It doesn't surprise me to find that the number of men volunteering for a broad array of charities or social organizations has been falling. It's not that men don't want to volunteer. It's more that they're afraid to do so. Why? Read on:
Perhaps men are merely acting rationally. They’ve assessed the risk of volunteering to work with children, and want no part of it. If so, that’s why [Big Brother-Big Sister] rates of male participation are well below national averages, which include volunteering that doesn’t involve children.
That also includes volunteering that doesn't involve women, too.
For so many years men have been demonized by the media, by radical feminists, and anyone else with an ax to grind. Because there have been so many accusations of abuse that have turned out to be false is it any wonder why they no longer want any part of a society that doesn't trust them?
One commenter writes:
Before I got my current contract position, which is low paying for the field and rather boring, I took a local (Central New York) substitute teacher certification program.
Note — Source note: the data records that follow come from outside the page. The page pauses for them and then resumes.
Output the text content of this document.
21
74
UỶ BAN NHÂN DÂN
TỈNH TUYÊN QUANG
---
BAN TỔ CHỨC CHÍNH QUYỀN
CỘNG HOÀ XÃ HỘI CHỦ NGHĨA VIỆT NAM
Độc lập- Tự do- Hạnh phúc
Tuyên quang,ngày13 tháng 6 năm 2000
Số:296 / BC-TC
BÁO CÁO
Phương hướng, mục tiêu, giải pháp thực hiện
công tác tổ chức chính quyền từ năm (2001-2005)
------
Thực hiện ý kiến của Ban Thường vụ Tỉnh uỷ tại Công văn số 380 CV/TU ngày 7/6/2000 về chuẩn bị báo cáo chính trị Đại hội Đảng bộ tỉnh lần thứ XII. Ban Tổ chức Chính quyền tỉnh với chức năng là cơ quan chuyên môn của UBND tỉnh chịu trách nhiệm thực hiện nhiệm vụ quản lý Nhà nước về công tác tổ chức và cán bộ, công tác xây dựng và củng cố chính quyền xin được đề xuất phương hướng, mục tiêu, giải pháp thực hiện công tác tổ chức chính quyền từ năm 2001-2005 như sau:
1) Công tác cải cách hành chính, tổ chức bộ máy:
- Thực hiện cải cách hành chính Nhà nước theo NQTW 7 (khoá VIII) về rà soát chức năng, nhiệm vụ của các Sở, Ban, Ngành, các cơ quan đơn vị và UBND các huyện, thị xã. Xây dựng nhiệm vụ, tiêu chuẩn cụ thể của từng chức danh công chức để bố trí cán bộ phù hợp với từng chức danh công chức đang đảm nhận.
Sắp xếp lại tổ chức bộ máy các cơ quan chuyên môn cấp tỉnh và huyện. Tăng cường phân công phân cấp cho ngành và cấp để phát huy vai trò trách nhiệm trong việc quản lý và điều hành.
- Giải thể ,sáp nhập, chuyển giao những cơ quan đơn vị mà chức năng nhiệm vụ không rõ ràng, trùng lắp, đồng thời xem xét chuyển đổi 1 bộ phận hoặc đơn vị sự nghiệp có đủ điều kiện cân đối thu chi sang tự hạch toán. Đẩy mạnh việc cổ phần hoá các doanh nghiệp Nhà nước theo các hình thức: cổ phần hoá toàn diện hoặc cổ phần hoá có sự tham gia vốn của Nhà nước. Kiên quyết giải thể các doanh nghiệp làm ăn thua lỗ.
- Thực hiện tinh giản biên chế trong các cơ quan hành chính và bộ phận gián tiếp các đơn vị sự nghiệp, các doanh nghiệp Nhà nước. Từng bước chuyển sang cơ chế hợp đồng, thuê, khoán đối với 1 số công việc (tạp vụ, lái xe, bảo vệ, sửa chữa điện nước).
The staff at the Center were very enthusiastic about my participation, for I was the only “straight” male taking the class, out of about 25.
I was sent to the local High School for teacher shadowing for a few days. Both teachers were very good, although the female math teacher was very discouraging from the start (Having found out that her breast cancer had returned the day before didn’t help), telling the students that they should report any inappropriate behavior from me.
After completing the certification, I registered with a few local districts that are chronically short of subs. I was interviewed by the principals at several schools, but didn’t sub even once, despite strong recommendations from my former professors at the college.
One of them, a [department] chair, finally asked one of her principal friends why I couldn’t get a sub position?
The reason was simple: high liability and faculty hostility to male subs, even though the district is always very short staffed.
I don't know about the rest of you men out there, but I see volunteering under those circumstances as either be an exercise in masochism or foolhardy, leaving one's self wide open for an involuntary lesson in how our legal system works. It's no wonder the number of male volunteers in some areas has fallen off.
Until the perception that all men are potential abusers or rapists goes away, the number of male volunteers, teachers, and, come to think of it, college athletes will continue to fall off (think Duke University lacrosse).
Who needs that kind of scrutiny? Even if we are 'proven' innocent, we will still be guilty in the eyes of those that have already shown a penchant for promoting the mindset that all men are potential criminals merely waiting for the chance to pounce.